Future of the industry
Expressing his views on the future of the travel and tourism industry and of the travel agents Prasad says, “The future is very bright. A 15-20 per cent growth can be seen in the next 5-6 years. Tourism revolution has yet to begin in India. Interest in India is beginning to catch up and it certainly has a long way to go.”
He further adds, “The internet can never replace personal contact. Travel agents are here to stay provided they adapt to the changing environment, adopt emerging technology and understand customers as well as cater to their needs.”
Says Ashwani Kakkar, CEO, Mercury Travels, “Globally, the travel and tourism industry is the single largest industry in the world.

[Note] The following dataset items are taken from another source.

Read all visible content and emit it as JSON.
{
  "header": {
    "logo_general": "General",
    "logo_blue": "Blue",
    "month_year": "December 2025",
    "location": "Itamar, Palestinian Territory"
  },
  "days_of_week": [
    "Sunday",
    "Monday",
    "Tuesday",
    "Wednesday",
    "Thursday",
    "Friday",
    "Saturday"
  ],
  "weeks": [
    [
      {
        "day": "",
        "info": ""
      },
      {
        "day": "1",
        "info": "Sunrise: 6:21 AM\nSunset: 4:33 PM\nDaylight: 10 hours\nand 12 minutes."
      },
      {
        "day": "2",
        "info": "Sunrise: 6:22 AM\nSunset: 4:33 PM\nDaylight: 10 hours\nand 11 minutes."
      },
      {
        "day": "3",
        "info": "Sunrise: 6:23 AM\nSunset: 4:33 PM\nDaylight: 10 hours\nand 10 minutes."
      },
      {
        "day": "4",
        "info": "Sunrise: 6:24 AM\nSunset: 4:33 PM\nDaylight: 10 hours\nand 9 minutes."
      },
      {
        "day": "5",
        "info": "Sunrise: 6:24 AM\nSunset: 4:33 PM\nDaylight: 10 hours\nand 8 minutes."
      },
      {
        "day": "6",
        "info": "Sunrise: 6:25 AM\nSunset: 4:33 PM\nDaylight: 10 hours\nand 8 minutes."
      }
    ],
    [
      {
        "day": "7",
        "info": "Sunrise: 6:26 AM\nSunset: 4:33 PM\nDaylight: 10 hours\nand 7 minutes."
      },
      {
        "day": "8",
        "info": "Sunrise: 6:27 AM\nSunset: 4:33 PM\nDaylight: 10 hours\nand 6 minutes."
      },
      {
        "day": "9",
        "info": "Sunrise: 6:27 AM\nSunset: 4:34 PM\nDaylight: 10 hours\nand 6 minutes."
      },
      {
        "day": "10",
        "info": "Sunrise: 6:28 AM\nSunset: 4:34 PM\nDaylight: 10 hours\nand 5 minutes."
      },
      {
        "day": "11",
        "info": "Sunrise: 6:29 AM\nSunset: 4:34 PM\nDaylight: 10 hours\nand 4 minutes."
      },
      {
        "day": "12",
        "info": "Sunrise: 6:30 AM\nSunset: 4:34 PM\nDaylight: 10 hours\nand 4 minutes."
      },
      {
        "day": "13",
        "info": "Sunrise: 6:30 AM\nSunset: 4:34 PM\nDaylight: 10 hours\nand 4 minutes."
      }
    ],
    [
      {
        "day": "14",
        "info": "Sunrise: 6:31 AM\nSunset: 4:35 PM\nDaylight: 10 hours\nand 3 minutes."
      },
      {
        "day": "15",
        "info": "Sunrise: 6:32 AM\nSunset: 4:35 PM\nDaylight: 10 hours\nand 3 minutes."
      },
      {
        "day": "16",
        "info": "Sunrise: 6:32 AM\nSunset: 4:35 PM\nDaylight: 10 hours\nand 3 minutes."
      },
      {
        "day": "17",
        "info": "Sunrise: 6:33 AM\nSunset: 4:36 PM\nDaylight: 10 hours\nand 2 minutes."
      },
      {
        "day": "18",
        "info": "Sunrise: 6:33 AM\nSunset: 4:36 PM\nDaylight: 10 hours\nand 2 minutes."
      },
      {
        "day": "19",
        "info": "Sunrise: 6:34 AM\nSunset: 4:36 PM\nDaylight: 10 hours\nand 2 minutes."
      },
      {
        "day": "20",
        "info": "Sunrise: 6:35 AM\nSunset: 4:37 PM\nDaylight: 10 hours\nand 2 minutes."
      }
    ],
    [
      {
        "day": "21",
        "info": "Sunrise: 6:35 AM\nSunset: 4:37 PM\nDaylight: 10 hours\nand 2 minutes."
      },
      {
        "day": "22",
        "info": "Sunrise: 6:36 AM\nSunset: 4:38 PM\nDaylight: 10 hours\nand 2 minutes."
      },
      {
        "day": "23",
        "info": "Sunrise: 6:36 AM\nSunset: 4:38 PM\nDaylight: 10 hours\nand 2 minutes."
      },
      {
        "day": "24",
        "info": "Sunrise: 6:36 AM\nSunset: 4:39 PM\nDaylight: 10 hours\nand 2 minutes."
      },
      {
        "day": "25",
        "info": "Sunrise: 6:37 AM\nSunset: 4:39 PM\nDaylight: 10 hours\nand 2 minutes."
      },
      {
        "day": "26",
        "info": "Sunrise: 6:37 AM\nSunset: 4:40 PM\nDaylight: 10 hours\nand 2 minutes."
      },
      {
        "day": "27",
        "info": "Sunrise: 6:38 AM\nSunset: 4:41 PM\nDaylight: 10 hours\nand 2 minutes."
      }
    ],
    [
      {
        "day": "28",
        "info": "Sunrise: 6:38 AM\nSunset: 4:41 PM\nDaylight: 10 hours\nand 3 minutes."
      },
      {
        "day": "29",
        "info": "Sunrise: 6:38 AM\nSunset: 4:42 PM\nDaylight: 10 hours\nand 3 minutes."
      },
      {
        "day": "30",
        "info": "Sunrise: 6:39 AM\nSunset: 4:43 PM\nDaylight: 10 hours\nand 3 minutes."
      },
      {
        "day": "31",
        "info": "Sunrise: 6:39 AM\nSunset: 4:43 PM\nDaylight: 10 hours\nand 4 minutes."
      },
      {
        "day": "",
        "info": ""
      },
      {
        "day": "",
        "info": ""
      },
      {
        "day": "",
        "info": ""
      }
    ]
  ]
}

It is the best wealth distributor as an industry.”
The list is endless, for you can find many a reason and more to travel. All of these have a specific need and require knowledge of the local customs and people besides information on the destination which can be attained in a limited way from the internet. The Travel agents fulfil this very need and create not just a holiday or a trip but an experience to remember.